The Journal of Allergy and Clinical Immunology | 1971

Evaluation of IgE tests in an allergy practice

Lowell L. Henderson; Harry A. Swedlund; Richard G. Van Dellen; J. Paul Marcoux; Haddon M. Carryer; Gustavus A. Peters; Gerald J. Gleich

Abstract We measured serum IgE in 264 patients seen in the course of an allergy practice during the summer of 1970. IgE values were elevated in 21 per cent of patients who had idiopathic asthma and 10 per cent of patients who had idiopathic rhinitis. The elevated IgE was of no immediate clinical help in this idiopathic group because we were unable to detect hidden allergenic factors on further review of the history and skin tests. The finding of such an elevation, however, will prompt us to a continuing search for an allergic etiology or other condition associated with elevation of IgE. In patients who had hypersensitivity to stinging insects, IgE was elevated in 9 of 29 (31 per cent), and in patients with asthma and aspirin intolerance it was elevated in one of 5. Results in small numbers of patients with several other conditions including cold urticaria, chronic urticaria, and drug allergy are also presented.


Mayo Clinic Proceedings | 1996

Long-Term Treatment of C1 Inhibitor Deficiency With ɛ-Aminocaproic Acid in Two Patients

Richard G. Van Dellen

Most patients who have hereditary angioedema receive treatment with androgens or impeded androgens. ɛ-Aminocaproic acid (EACA) is another treatment for C1 inhibitor deficiency.

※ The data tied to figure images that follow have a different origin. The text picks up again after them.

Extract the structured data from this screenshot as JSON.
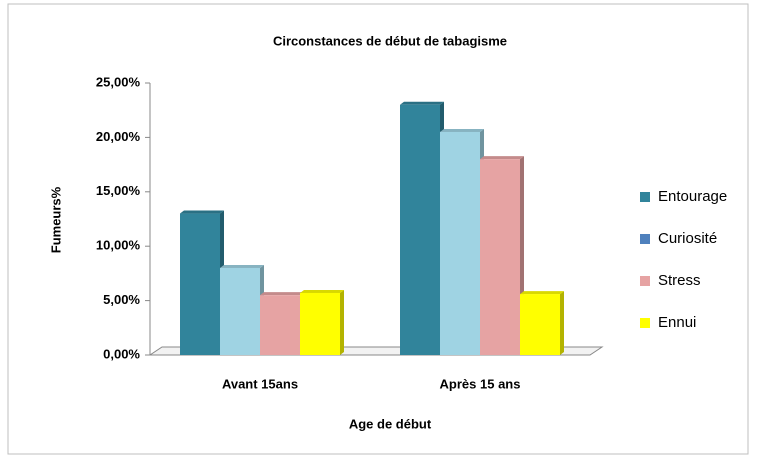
{
  "chart_data": {
    "type": "bar",
    "title": "Circonstances de début de tabagisme",
    "x_label": "Age de début",
    "y_label": "Fumeurs%",
    "categories": [
      "Avant 15ans",
      "Après 15 ans"
    ],
    "series": [
      {
        "name": "Entourage",
        "color": "#31849b",
        "values": [
          13,
          23
        ]
      },
      {
        "name": "Curiosité",
        "color": "#9fd3e3",
        "legend_color": "#4f81bd",
        "values": [
          8,
          20.5
        ]
      },
      {
        "name": "Stress",
        "color": "#e6a3a3",
        "values": [
          5.5,
          18
        ]
      },
      {
        "name": "Ennui",
        "color": "#ffff00",
        "values": [
          5.7,
          5.6
        ]
      }
    ],
    "ylim": [
      0,
      25
    ],
    "yticks": [
      {
        "value": 0,
        "label": "0,00%"
      },
      {
        "value": 5,
        "label": "5,00%"
      },
      {
        "value": 10,
        "label": "10,00%"
      },
      {
        "value": 15,
        "label": "15,00%"
      },
      {
        "value": 20,
        "label": "20,00%"
      },
      {
        "value": 25,
        "label": "25,00%"
      }
    ],
    "legend": "right"
  }
}
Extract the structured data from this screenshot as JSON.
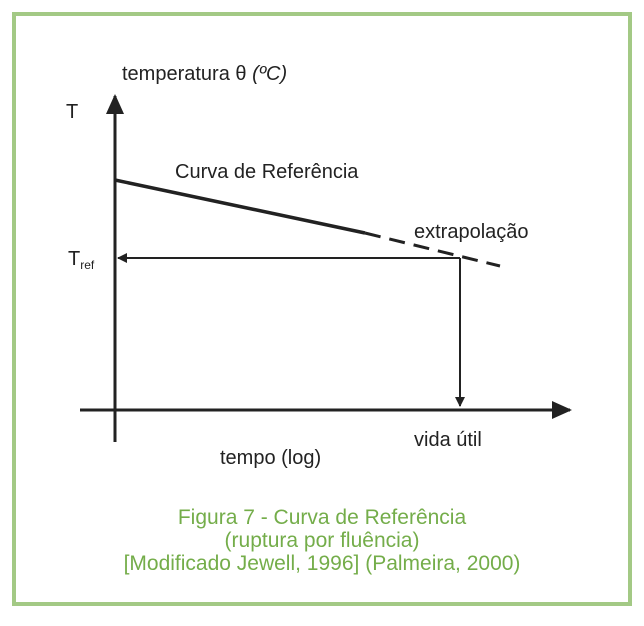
{
  "axes": {
    "y_label": "temperatura θ",
    "y_unit": "(ºC)",
    "y_symbol": "T",
    "ref_symbol": "T",
    "ref_subscript": "ref",
    "x_label": "tempo (log)",
    "x_end_label": "vida útil"
  },
  "curve": {
    "label": "Curva de Referência",
    "extrapolation_label": "extrapolação"
  },
  "caption": {
    "lines": [
      "Figura 7 - Curva de Referência",
      "(ruptura por fluência)",
      "[Modificado Jewell, 1996] (Palmeira, 2000)"
    ]
  }
}
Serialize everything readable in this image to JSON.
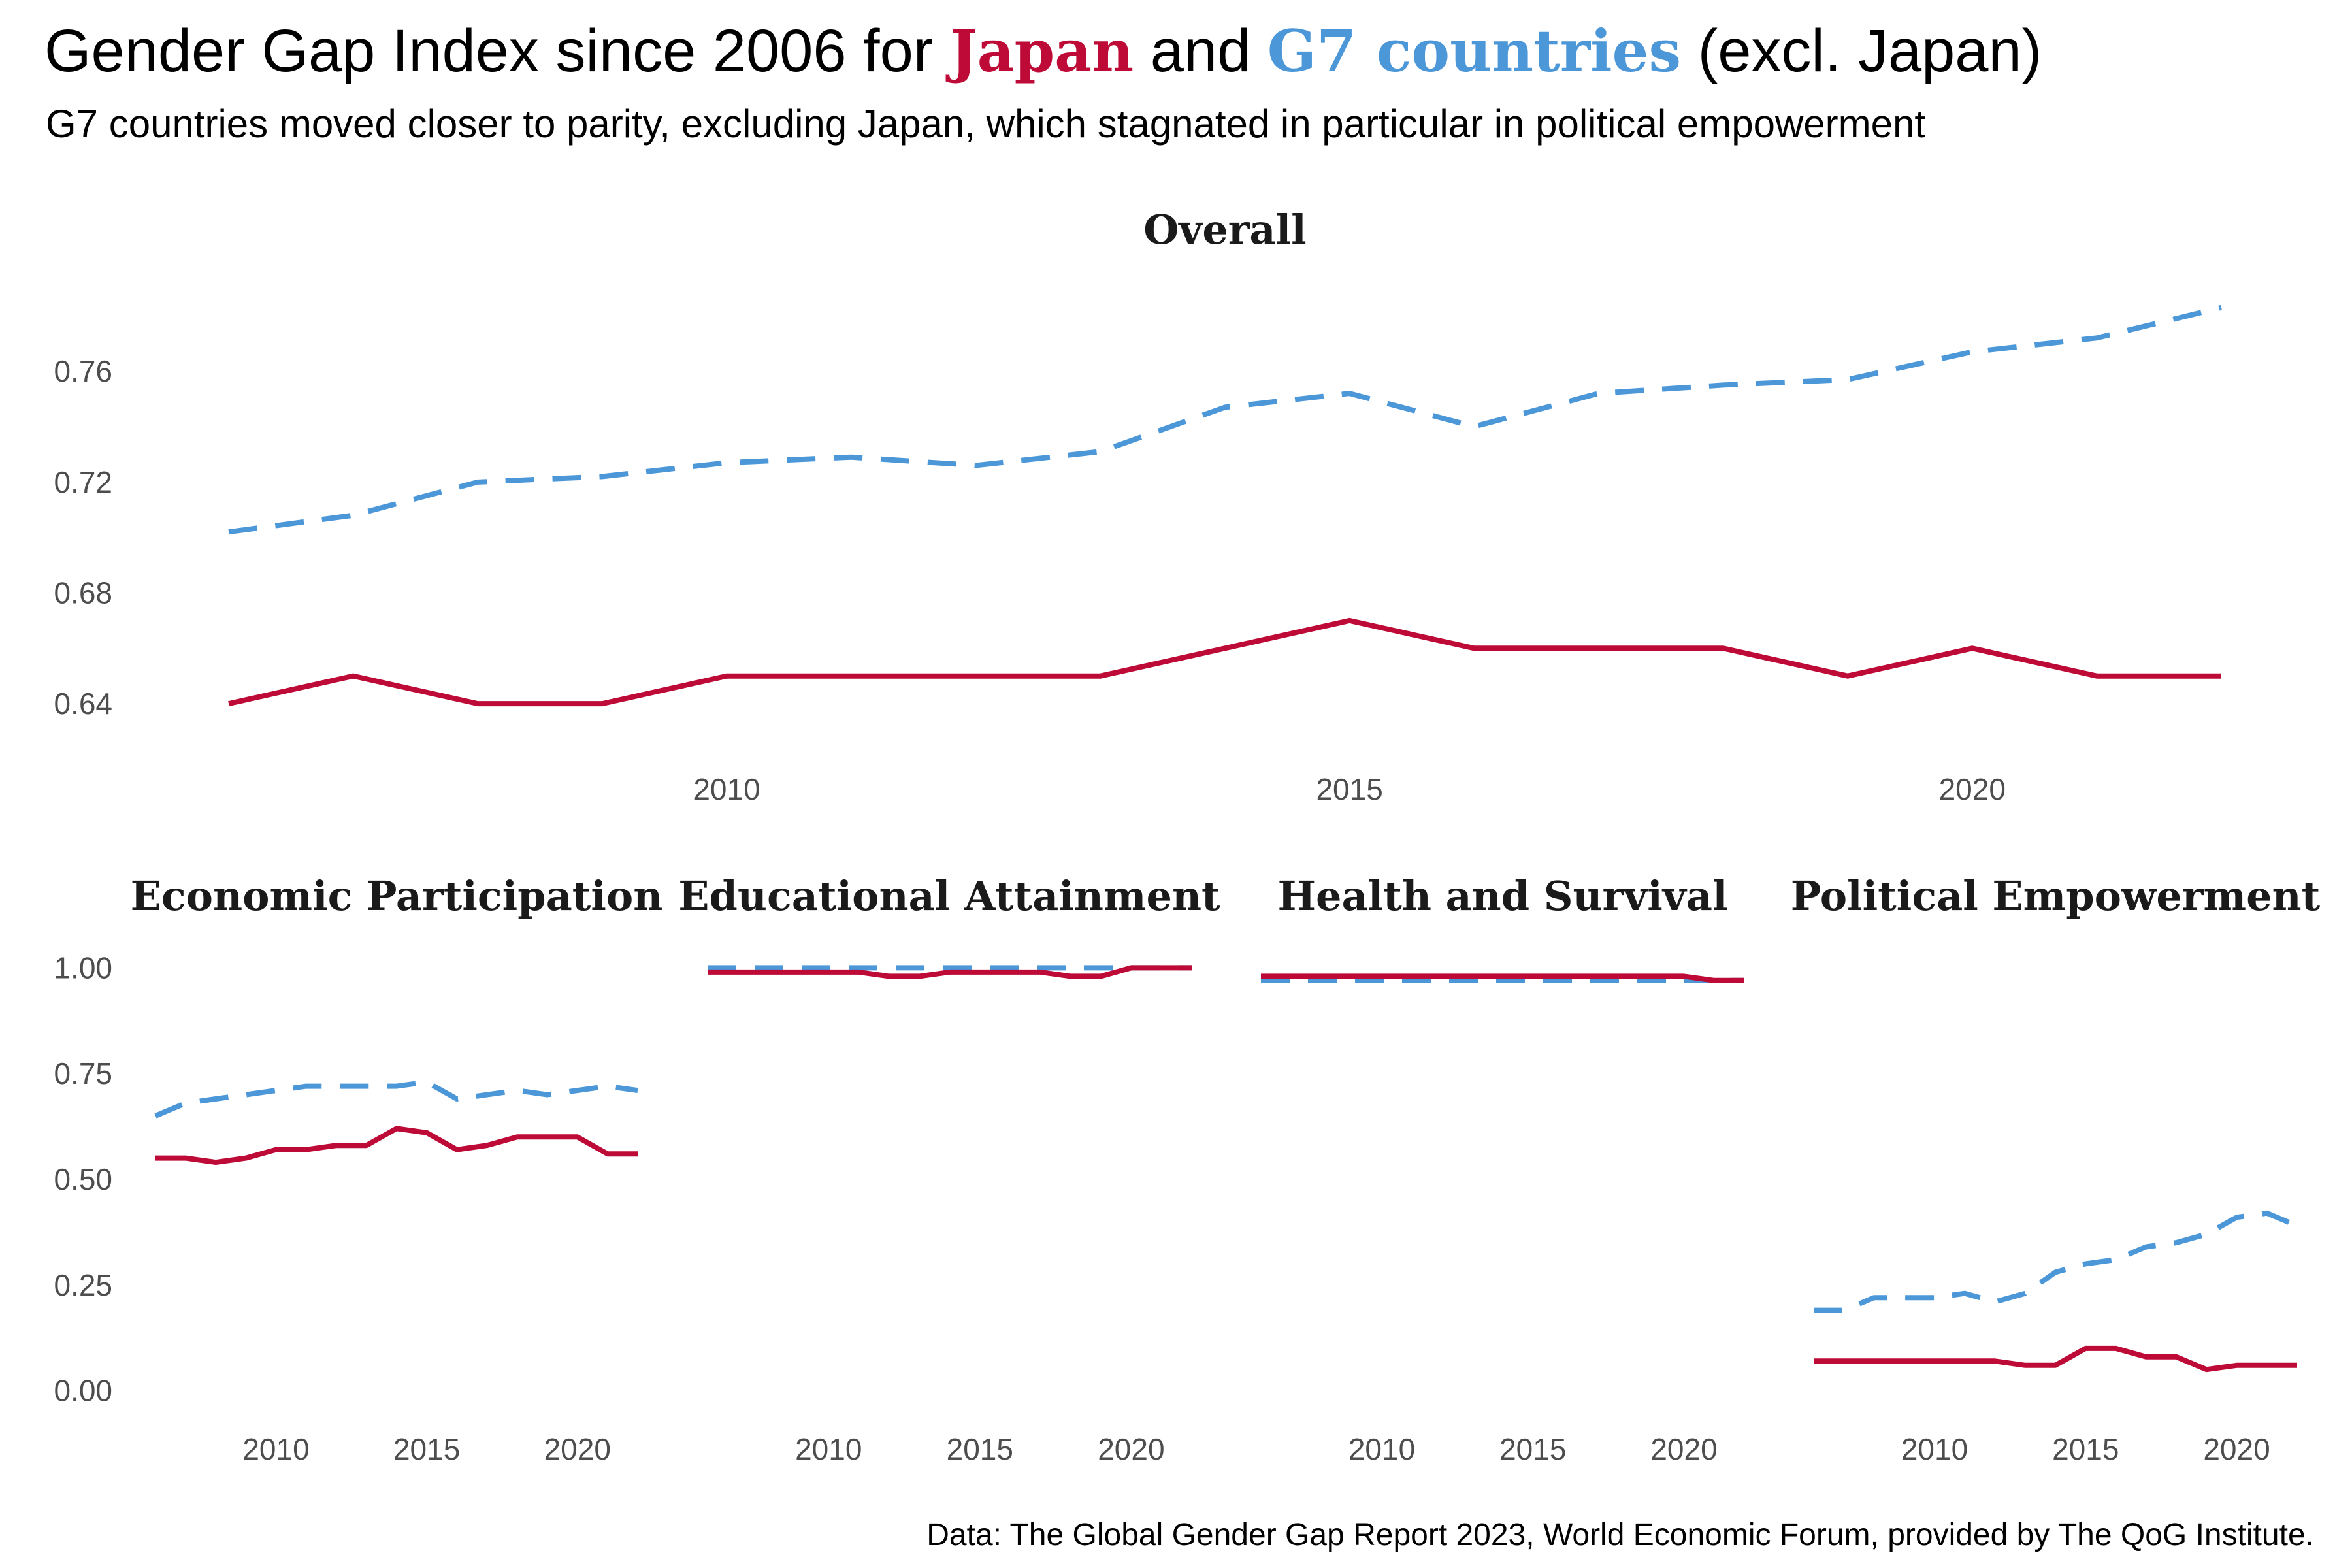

In two patients with angioedema and attacks of abdominal pain due to C1 inhibitor deficiency, long-term treatment with EACA (for more than 2 decades in one of them) was associated with a substantial decrease in the frequency and severity of episodes. One patient had definite hereditary angioedema, and the other had probable hereditary angioedema but the family history was negative for the disease. The EACA therapy caused no major side effects.


Mayo Clinic Proceedings | 2008

Ethics of Capital Punishment

Richard G. Van Dellen

In undergoing this life, many people always try to do and get the best. New knowledge, experience, lesson, and everything that can improve the life will be done. However, many people sometimes feel confused to get those things. Feeling the limited of experience and sources to be better is one of the lacks to own. However, there is a very simple thing that can be done. This is what your teacher always manoeuvres you to do this one. Yeah, reading is the answer. Reading a book as this ethics of capital punishment and other references can enrich your life quality. How can it be?


Postgraduate Medicine | 1971

Acute Anaphylactic Reactions and Aspirin Allergy

Richard G. Van Dellen; Gustavus A. Peters

The subject of anaphylaxis immediately brings to mind penicillin, and for good reasons. Still, any of a long list of diagnostic and therapeutic agents and foods can be the cause of this life-threatening event. Every physician and even some patients should be prepared to deal with this emergency. For some asthmatic patients, even taking aspirin can precipitate a severe attack of asthma. In particular, the combination of asthma and nasal polyps should raise suspicion of this type of aspirin allergy.